Britain relinquishes rotating European Union presidency in 2017
Britain will no longer take on the rotating EU presidency as planned next year, relinquishing the role in the wake of the Brexit vote, Prime Minister Theresa May's office.
London: Britain will no longer take on the rotating EU presidency as planned next year, relinquishing the role in the wake of the Brexit vote, Prime Minister Theresa May's office said on Wednesday.
May informed European Council president Donald Tusk of her decision in a phone call on Tuesday evening, their first since she took over from David Cameron last week.
"The prime minister suggested that the UK should relinquish the rotating Presidency of the Council, currently scheduled for the second half of 2017, noting that we would be prioritising the negotiations to leave the European Union," a Downing Street spokeswoman said.

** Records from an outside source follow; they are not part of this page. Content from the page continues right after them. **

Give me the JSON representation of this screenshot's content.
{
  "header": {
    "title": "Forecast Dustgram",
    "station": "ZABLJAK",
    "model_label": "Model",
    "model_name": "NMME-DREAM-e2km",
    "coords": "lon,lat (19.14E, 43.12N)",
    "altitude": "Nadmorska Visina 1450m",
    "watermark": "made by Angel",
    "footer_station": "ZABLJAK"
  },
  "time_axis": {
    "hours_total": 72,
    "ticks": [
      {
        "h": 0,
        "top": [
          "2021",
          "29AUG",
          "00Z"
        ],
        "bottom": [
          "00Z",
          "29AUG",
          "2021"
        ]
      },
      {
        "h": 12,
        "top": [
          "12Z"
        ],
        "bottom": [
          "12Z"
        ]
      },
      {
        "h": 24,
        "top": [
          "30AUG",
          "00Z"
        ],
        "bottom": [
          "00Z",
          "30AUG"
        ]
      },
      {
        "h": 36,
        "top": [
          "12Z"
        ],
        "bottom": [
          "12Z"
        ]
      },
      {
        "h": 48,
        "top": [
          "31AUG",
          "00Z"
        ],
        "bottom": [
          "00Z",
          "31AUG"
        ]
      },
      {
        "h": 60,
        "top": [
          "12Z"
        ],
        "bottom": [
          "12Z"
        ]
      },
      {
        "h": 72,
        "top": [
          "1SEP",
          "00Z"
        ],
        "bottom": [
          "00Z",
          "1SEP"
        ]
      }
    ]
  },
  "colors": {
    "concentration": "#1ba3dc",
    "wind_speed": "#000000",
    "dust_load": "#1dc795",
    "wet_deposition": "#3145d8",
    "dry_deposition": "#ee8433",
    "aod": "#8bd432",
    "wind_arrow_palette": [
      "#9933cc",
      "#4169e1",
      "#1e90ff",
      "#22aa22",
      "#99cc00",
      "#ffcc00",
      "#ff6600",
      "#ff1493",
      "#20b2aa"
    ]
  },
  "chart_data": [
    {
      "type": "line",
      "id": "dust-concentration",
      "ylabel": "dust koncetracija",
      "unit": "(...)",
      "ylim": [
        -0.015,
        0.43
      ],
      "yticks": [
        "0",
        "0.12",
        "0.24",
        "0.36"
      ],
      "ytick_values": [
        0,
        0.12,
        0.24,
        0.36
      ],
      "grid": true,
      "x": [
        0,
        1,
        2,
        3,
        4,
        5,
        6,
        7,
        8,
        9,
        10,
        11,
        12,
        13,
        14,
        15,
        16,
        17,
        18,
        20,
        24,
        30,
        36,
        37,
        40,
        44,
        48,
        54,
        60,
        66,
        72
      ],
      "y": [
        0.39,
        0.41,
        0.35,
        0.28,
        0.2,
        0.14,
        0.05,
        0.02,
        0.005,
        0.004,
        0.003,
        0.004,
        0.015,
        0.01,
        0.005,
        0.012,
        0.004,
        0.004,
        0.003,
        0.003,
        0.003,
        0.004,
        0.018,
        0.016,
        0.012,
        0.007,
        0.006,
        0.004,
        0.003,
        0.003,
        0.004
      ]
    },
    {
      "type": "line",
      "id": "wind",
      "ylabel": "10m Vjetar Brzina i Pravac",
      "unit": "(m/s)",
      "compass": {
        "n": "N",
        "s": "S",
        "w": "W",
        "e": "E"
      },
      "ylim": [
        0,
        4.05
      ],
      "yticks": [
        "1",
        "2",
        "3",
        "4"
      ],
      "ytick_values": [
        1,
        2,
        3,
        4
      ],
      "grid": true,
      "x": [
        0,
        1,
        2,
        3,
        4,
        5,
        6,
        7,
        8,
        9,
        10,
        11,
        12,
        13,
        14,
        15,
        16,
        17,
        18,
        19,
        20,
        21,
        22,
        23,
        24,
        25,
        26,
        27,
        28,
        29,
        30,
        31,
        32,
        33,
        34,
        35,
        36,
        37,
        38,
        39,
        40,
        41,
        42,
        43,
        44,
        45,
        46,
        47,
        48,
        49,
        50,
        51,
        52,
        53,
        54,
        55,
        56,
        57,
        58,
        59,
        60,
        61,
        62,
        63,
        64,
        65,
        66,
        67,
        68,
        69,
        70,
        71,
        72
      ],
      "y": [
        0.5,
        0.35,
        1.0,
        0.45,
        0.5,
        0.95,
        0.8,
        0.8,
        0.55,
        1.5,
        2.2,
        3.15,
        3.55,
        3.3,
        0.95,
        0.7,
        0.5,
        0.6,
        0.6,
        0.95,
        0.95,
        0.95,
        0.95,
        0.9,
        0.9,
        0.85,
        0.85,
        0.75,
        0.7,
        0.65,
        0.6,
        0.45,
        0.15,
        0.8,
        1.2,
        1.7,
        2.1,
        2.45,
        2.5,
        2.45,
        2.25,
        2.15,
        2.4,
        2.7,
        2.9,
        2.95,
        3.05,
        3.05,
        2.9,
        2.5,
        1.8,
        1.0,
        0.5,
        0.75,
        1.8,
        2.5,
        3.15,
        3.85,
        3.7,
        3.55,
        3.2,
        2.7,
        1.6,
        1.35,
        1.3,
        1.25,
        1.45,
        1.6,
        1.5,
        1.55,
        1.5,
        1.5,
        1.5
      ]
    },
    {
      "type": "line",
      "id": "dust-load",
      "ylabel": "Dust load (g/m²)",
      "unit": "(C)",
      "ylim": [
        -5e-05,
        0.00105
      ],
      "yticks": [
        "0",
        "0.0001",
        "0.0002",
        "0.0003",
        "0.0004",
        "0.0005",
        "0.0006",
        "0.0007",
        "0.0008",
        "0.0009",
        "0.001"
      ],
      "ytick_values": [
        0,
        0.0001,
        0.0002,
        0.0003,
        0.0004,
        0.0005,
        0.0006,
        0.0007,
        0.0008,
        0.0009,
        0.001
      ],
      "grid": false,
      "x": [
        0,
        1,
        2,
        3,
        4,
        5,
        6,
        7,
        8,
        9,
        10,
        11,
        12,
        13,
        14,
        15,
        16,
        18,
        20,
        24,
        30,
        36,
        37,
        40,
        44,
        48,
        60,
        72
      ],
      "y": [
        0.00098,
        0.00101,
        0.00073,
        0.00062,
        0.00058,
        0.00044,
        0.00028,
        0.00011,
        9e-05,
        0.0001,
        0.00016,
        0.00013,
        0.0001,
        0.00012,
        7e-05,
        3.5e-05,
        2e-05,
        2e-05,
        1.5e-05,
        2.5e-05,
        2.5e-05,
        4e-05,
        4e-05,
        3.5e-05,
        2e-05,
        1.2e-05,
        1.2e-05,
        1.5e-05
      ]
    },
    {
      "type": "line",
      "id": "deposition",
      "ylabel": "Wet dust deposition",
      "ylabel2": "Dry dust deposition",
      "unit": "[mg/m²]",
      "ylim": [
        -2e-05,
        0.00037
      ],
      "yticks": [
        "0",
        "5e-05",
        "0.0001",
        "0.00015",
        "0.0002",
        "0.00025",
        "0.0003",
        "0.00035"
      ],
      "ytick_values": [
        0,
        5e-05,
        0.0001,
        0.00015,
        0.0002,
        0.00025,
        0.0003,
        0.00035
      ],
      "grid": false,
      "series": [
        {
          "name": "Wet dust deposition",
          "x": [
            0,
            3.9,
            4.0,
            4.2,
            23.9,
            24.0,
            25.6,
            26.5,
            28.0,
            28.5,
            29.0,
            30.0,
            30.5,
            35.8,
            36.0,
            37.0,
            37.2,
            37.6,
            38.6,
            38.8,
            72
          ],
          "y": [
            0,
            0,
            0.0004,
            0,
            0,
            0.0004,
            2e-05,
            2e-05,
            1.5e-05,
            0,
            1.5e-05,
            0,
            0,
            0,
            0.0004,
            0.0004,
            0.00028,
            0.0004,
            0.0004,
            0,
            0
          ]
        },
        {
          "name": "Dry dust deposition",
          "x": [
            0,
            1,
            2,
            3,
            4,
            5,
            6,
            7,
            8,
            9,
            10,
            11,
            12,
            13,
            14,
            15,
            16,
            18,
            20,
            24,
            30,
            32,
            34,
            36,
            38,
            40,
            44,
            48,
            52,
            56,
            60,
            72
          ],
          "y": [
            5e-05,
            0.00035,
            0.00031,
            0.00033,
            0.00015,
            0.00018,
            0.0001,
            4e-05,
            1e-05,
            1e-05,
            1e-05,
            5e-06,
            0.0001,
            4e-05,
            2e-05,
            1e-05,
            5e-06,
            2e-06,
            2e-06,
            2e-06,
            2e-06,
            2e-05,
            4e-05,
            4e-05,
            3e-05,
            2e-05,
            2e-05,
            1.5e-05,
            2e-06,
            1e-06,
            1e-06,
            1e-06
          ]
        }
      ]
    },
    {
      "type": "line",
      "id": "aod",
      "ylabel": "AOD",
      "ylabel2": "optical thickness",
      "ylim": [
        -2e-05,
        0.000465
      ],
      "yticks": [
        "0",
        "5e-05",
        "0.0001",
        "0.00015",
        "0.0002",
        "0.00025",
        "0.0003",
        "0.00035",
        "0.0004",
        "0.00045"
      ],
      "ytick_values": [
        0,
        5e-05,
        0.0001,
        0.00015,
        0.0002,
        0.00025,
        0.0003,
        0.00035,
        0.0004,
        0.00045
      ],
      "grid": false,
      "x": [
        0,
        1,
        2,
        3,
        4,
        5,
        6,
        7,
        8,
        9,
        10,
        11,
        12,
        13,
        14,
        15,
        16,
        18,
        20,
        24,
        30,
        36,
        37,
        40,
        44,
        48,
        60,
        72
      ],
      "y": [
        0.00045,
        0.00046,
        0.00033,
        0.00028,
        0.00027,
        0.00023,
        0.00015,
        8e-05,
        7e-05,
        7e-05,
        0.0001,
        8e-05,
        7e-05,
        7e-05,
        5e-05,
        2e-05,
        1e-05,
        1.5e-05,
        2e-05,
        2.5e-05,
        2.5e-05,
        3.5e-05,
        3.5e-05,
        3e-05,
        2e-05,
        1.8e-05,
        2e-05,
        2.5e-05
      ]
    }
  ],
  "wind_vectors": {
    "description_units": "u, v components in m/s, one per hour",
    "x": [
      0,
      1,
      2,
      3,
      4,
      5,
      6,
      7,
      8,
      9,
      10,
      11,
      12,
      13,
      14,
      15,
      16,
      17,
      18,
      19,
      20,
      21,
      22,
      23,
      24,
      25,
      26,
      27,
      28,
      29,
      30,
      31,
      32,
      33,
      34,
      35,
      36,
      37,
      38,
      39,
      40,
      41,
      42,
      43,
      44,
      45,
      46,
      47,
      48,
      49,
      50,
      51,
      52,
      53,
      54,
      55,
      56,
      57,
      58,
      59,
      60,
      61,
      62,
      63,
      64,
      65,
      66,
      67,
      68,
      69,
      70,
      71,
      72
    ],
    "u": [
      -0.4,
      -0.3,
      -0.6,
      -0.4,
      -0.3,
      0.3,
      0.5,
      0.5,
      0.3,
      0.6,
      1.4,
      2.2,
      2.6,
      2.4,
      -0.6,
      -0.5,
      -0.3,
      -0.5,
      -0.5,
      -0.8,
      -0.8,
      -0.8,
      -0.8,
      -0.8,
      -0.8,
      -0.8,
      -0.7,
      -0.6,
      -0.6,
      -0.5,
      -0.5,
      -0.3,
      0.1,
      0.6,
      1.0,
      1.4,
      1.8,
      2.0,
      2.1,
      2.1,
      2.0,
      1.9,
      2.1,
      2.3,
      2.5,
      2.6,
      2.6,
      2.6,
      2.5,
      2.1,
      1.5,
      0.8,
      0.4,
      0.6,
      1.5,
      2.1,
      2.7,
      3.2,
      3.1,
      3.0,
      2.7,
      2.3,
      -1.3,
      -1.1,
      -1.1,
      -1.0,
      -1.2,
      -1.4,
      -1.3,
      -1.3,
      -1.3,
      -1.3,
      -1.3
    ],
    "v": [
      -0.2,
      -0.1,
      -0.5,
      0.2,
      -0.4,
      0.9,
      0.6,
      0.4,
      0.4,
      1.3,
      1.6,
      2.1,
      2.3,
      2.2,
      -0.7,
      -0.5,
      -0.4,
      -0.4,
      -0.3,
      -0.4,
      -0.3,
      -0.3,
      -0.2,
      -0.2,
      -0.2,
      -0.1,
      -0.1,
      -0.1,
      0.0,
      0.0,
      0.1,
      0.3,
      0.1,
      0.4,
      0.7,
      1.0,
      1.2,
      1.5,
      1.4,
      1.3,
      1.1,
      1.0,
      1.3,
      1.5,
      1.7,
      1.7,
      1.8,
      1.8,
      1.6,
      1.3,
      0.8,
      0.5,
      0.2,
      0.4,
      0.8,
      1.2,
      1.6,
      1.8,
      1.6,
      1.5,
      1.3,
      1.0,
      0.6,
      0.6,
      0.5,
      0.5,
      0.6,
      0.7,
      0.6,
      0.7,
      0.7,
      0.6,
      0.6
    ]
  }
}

"Donald Tusk welcomed the prime minister's swift decision on this issue which would allow the council to put alternative arrangements in place."
The presidency of the Council -- the gathering of national ministers from the EU's 28 member states -- rotates among members every six months.
EU ambassadors will meet later on Wednesday to decide who will replace Britain.
Slovakia currently has the presidency, until December 31, followed by Malta. Britain was due to take it from July 1 until December 31, 2017.
May repeated to Tusk that she wanted to approach negotiations on extricating Britain from its 43-year-old members of the bloc "in a constructive and pragmatic spirit" but will need time to prepare, the spokeswoman said.
She added: "Donald Tusk reassured the prime minister that he will help to make this process happen as smoothly as possible.
"They concluded by looking forward to a strong working relationship and agreed that they should meet soon in Brussels or London."